Buku ini ditulis pada tanggal 28 (wolulikur) bulan Sawal tahun Jimakir. Nembah muksa pujangga ji diartikan sebagai tahun 1802, (Nembah or sembah =2, Mukso=0, Pujangga=8, Ji or siji=1)
Kalau disatukan dari bait-bait sebelumnya, maknanya adalah bahwa delapan hari setelah ditulisnya buku ini yakni pada tanggal 28 Syawal 1802, Sang Pujangga akan menghadap Yang Agung, tepatnya Rabu Pon, 5 Dulkaidah 1802. Jadi kebetulan biasa saja ataukah ramalan? I don’t believe both of them. Ini Kebetulan Agung.
Ceritaku lain lagi. Beberapa bulan lalu kami mampir di sebuah toko buku. Aku scanning and skimming beberapa judul buku baru, memilah-milah, menimbang-nimbang, lalu memasukkan ke dalam shopping basket. Sementara temanku terpaku hanya dengan satu buku, menimbang-nimbang, berpikir keras dan akhirnya memutuskan untuk meletakkan buku itu kembali ke raknya.
“Ini bukan saat yang tepat untuk membeli buku,” pikirnya.

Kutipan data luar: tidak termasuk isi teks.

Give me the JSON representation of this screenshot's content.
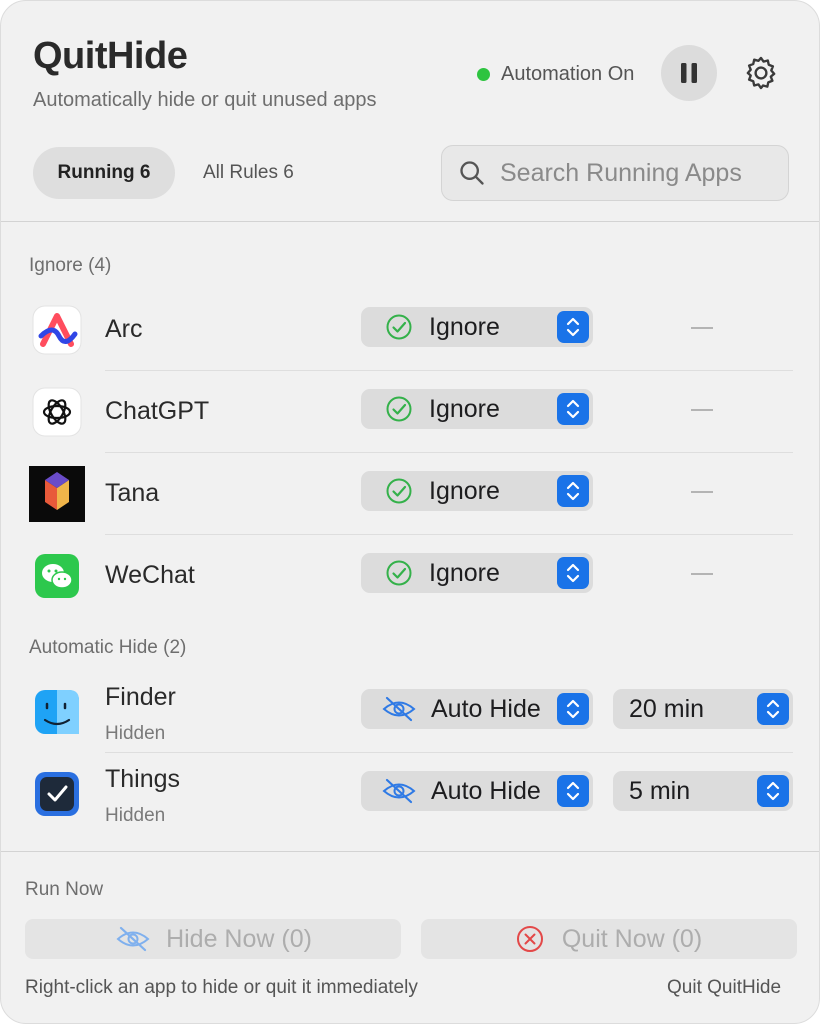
{
  "app": {
    "title": "QuitHide",
    "subtitle": "Automatically hide or quit unused apps"
  },
  "status": {
    "label": "Automation On",
    "color": "#2ec440"
  },
  "header_icons": {
    "pause": "pause-icon",
    "settings": "gear-icon"
  },
  "tabs": [
    {
      "label": "Running 6",
      "active": true
    },
    {
      "label": "All Rules 6",
      "active": false
    }
  ],
  "search": {
    "placeholder": "Search Running Apps",
    "value": ""
  },
  "sections": {
    "ignore": {
      "label": "Ignore (4)",
      "apps": [
        {
          "name": "Arc",
          "action": "Ignore",
          "timeout": "—",
          "icon": "arc-icon"
        },
        {
          "name": "ChatGPT",
          "action": "Ignore",
          "timeout": "—",
          "icon": "chatgpt-icon"
        },
        {
          "name": "Tana",
          "action": "Ignore",
          "timeout": "—",
          "icon": "tana-icon"
        },
        {
          "name": "WeChat",
          "action": "Ignore",
          "timeout": "—",
          "icon": "wechat-icon"
        }
      ]
    },
    "auto_hide": {
      "label": "Automatic Hide (2)",
      "apps": [
        {
          "name": "Finder",
          "status": "Hidden",
          "action": "Auto Hide",
          "delay": "20 min",
          "icon": "finder-icon"
        },
        {
          "name": "Things",
          "status": "Hidden",
          "action": "Auto Hide",
          "delay": "5 min",
          "icon": "things-icon"
        }
      ]
    }
  },
  "run_now": {
    "label": "Run Now",
    "hide_button": "Hide Now (0)",
    "quit_button": "Quit Now (0)"
  },
  "footer": {
    "note": "Right-click an app to hide or quit it immediately",
    "quit_link": "Quit QuitHide"
  },
  "colors": {
    "accent": "#1a73e8",
    "ignore_check": "#34b14a",
    "quit_red": "#e34848",
    "hide_blue": "#2f7ae5"
  }
}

Tapi kulihat keinginannya untuk membaca buku ini telah membuatnya tak beranjak dari rak itu. Aku – yang tidak tahu buku apa yang diincarnya – hanya melihat dari jauh sambil sibuk memanage keinginanku. Saatnya membayar tiba. Tiba-tiba aku disodori oleh mbak cashir dua buah buku untuk kupilih sebagai hadiah, karena pembelianku yang melebihi angka tertentu. Segera kuambil salah satunya dan kutunjukkan ke temanku seraya kami melangkah ke luar toko. Sesaat kami terdiam dan lalu tersenyum. Taukah kamu bahwa buku itulah yang sedari tadi memperoleh perhatian extra dari temanku. Jadi, apakah ini hanya kebetulan ?

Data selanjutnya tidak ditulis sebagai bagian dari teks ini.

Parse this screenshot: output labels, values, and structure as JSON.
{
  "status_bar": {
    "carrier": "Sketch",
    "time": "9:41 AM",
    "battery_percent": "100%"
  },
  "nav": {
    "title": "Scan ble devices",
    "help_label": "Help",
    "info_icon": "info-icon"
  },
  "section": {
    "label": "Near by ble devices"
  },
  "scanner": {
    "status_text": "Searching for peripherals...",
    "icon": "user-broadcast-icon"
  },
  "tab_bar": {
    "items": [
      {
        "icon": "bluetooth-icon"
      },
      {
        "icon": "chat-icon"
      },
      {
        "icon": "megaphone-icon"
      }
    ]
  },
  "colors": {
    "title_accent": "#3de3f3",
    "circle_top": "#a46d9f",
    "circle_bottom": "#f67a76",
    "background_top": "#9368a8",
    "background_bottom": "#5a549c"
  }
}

Beralih ke 30 tahun silam, aku bertetangga dengan seseorang. Sebagai seorang bayi aku takkan mengenalnya. Bahkan hingga 5 tahun, pun 10 tahun kemudian, aku tak juga mengenalnya meskipun tempat bermain kami berdekatan. Tidak juga 17 tahun berikutnya ketika aku yang semestinya kuliah di PTN di kotaku memilih PTN yang jauh dari kota kelahiranku dengan alasan-alasan yang rada ethical. Dan ini yang mempertemukanku dan si Mas ini yang kostnya hanya beberapa ratus langkah dari tempatku tinggal.

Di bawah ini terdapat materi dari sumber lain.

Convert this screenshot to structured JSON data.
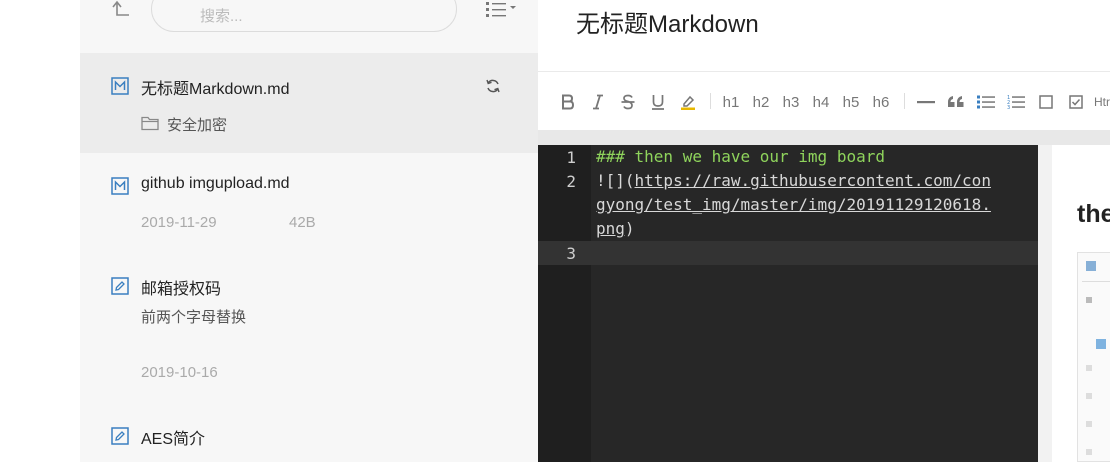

Namun tak juga seseorang itu kukenal. Ada satu waktu dan satu tempat yang Sang Agung pilih sebagai waktu dan tempat yang tepat bagiku dan bagi seseorang ini untuk bertemu. Waktu dan tempat yang jauh dari perkiraan kami. To be honest, aku dengan sengaja tidak ingin melanjutkan percakapanku dengannya yang terkait dengan kemungkinan-kemungkinan pertemuan kami. Karena semakin banyak kami bercerita semakin kami dibuat merinding. Jadi, apakah pertemuan kami di satu waktu dan satu tempat itu pun juga hanya sekedar kebetulan?
Wanna tell me your experience?
Kata Harun Yahya, tidak ada yang namanya kebetulan di dunia ini. Semua memang sudah diatur oleh Sang Pencipta. 🙂
Aku sependapat juga dengan Anis, dan Vi, paham kita kurasa juga demikian kok 🙂
cukup lama aku harus mbaca yang tulisan jawa itu, susah juga ya nulis jawa dibandingkan ngomongnya walau aku ini wong njowo 🙂
aku sih nggak begitu percaya soal2 kebetulan di dunia ini Vi 🙂
met wiken ya 😀
hmmm… Kebetulan Agung. Barangkali kebetulan juga aku nemuin blog ini 🙂
@Anis & Nova: That’s what I believe also.:)
@Ely: Podho El, aku nek dikon ngomong jowo nyerocos, tapi nek dikon nulis kudhu mikir-mikir. Panjenengan punopo ngajari garwanipun ngendhikan boso Jawi?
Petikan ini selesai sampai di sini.